Trinity a envie de lui dire que ce n’est pas vrai, que sa vie n’est pas terne, ni triste.

Elle a Célestina, elle.

Sur la page opposée du mini album, il y a la photo d’un tout jeune homme, encore un ado, torse nu, l’air un peu défiant, les bras et la poitrine portant de nombreux tatouages. Il a les mêmes traits que Christina.

Trinity est fascinée par le contraste entre les deux photos, entre innocence et corruption, entre pureté et ombre. Elle lève un regard interrogateur.

Christina reprend doucement l’album de ses mains et le ferme.

“Mon jeune frère. Encore une longue histoire,” murmure-t-elle à contrecœur.

Trinity se reprend.

“En tout cas, votre joli petit bout de chou va grandir. Vous allez avoir de beaux moments avec elle.”
“C’est vrai. C’est à ça que je me raccroche parce que le reste…”
“Ne dites pas ça, les choses changent. On évolue.”

Christina s’arrête de manger.

“Dans ce pays, jamais ! J’ai trop souvent l’impression d’être traitée comme une citoyenne de deuxième classe.”

Trinity l’Américaine encaisse, sans rien dire.

“Et pourquoi vous ne retournez pas au Salvador ?”
“J’aime mon pays, que Dieu le bénisse. Peu de gens le connaissent, tout petit, sur la côte pacifique de l’Amérique centrale. Mes compatriotes sont ouverts et gentils. Les plages y sont belles et tranquilles. Les montagnes couvertes de forêts d’une fraicheur vivifiante.”

Les yeux brillants de Christina se voilent.

“Mais là-bas, on survit. Il n’y a pas de travail. Alors, le mirage d’une vie meilleure m’a prise moi aussi. Le dollar est roi. C’est une longue histoire qui m’a conduite de l’université jusqu’ici.”

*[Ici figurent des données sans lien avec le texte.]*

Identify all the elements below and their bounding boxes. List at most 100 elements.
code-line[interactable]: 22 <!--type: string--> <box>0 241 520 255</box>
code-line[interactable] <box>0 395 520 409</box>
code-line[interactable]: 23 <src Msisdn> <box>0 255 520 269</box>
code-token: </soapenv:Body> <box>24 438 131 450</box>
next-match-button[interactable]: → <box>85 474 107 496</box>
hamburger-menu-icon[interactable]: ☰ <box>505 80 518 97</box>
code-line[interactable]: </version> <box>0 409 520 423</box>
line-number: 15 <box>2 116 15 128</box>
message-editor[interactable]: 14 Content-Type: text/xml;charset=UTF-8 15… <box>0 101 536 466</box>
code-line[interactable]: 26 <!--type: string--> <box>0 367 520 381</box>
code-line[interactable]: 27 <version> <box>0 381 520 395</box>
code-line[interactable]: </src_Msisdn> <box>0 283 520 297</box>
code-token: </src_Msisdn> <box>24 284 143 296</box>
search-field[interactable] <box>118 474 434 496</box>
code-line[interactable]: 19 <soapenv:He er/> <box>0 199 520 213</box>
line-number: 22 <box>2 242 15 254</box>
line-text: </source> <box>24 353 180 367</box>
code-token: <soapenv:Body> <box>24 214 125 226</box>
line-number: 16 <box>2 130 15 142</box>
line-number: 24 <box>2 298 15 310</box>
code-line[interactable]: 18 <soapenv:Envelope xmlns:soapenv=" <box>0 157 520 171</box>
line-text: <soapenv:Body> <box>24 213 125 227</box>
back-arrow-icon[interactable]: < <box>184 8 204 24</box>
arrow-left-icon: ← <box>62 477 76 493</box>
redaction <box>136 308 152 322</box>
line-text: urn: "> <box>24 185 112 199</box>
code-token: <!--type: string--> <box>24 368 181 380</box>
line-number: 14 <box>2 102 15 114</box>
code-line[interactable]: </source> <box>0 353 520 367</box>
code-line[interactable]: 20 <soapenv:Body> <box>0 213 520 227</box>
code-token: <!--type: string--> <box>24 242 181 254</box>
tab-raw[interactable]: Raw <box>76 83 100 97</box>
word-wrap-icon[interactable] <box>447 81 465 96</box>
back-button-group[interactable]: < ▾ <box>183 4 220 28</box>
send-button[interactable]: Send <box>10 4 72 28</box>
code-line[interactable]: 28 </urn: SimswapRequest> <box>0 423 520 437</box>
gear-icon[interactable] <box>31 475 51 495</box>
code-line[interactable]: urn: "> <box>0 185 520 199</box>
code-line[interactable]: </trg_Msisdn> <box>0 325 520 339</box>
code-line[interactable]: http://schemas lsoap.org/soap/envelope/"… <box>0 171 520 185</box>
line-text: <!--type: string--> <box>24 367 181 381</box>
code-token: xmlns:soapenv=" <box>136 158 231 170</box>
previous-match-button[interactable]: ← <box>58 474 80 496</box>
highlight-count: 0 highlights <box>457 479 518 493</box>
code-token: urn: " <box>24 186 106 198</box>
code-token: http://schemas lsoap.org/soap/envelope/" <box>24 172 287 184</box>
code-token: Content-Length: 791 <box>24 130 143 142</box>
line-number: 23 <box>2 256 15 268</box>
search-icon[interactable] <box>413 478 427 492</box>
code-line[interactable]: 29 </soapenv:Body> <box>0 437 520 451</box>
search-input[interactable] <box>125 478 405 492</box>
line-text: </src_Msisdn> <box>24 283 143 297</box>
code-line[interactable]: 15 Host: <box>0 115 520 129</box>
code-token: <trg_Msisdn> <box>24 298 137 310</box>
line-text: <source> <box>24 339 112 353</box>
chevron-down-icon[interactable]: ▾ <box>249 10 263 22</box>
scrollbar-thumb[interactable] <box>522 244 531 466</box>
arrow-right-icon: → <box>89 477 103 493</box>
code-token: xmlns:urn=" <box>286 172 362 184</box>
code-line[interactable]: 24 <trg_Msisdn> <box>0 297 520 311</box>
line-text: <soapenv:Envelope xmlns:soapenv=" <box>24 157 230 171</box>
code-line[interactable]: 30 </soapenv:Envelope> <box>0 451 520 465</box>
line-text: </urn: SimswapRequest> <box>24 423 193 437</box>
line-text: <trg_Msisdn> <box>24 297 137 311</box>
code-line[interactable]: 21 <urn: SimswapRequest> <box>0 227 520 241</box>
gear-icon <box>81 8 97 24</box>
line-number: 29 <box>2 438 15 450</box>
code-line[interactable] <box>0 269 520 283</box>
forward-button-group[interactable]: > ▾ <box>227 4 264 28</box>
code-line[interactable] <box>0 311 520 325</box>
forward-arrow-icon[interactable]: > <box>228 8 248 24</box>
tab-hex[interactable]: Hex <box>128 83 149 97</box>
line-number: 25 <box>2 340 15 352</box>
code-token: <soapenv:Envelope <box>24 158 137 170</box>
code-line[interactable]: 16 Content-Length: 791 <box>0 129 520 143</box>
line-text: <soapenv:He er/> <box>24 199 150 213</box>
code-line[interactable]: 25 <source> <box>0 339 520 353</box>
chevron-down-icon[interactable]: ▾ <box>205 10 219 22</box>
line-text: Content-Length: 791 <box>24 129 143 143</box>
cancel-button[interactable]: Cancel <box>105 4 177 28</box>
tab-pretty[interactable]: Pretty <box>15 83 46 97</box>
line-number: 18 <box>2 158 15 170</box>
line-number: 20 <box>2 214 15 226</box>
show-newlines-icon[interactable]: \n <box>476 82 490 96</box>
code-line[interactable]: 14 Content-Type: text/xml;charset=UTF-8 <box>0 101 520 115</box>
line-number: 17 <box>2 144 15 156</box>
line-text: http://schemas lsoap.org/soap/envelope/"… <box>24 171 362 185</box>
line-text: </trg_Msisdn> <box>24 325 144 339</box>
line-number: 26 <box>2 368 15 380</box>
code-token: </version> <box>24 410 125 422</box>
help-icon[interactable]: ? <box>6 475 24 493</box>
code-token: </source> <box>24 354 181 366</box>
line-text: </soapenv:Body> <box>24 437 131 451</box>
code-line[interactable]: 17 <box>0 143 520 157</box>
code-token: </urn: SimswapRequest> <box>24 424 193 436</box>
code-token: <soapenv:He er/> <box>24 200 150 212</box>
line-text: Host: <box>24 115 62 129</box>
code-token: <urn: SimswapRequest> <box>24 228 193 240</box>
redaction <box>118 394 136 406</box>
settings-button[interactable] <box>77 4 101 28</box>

Trinity hausse les sourcils, surprise.

“Vous étiez à l’université ?!”
“Oui, j’ai étudié l’anglais et le français. Ne vous fiez pas aux apparences, comme la plupart de vos compatriotes.”
“Mais alors…” commence Trinity, confuse. Elle rougit à son tour, gênée par ce qu’elle allait dire.

Christina l’a bien comprise.

“Vous vous dites, comment j’ai pu me mettre dans une telle situation, mère célibataire avec un job comme celui-là et un père absent ?”

Trinity baisse un peu la tête.

“Je suis vraiment désolée, ça me fait honte… mais c’est bien ça. Vous lisez dans mes pensées.”
“Non, c’est facile,” répond Christina avec un triste sourire. “C’est ce que tout le monde pense dès que j’en dis un peu trop sur mon passé. C’est pour ça que j’en parle rarement. Ça évite les questions embarrassantes pour moi.”
“Vous n’avez pas besoin de me répondre.”
“La vérité est banale. L’amour fou, une erreur de jeunesse, la peur d’être expulsée à la fin de mon visa. Célestina est née ici à Las Vegas, elle est donc américaine et moi, j’y ai gagné le droit de travailler comme une malade.”
“Pour vous en sortir avec votre fille et reconstruire votre vie.”
“Si son père nous laisse tranquilles.”

Pendant quelques instants, on n’entend que les fourchettes.

“Vous êtes courageuse,” dit Trinity.

Christina avale une bouchée de salade avant de répondre.

“Non, pas courageuse. C’est juste que je n’ai pas le choix. Le plus dur dans tout ça, c’est quand son père revient. De temps en temps, quand il a besoin d’argent. A chaque fois, je n’ai pas la force de le mettre à la porte, je dois être encore un peu amoureuse. je me dis que, peut-être un jour…” Elle laisse sa voix flotter. Elle se reprend. “Il me fait un peu peur aussi.”

Trinity sent l’angoisse dans sa voix.

“Vous devriez appeler la police.”
“Pour quoi faire ? Il est le père de ma fille.”
“Vous pourriez obtenir une injonction d’éloignement contre lui et l’obliger à payer une pension alimentaire.”

Christina s’arrête de manger et sourit tristement.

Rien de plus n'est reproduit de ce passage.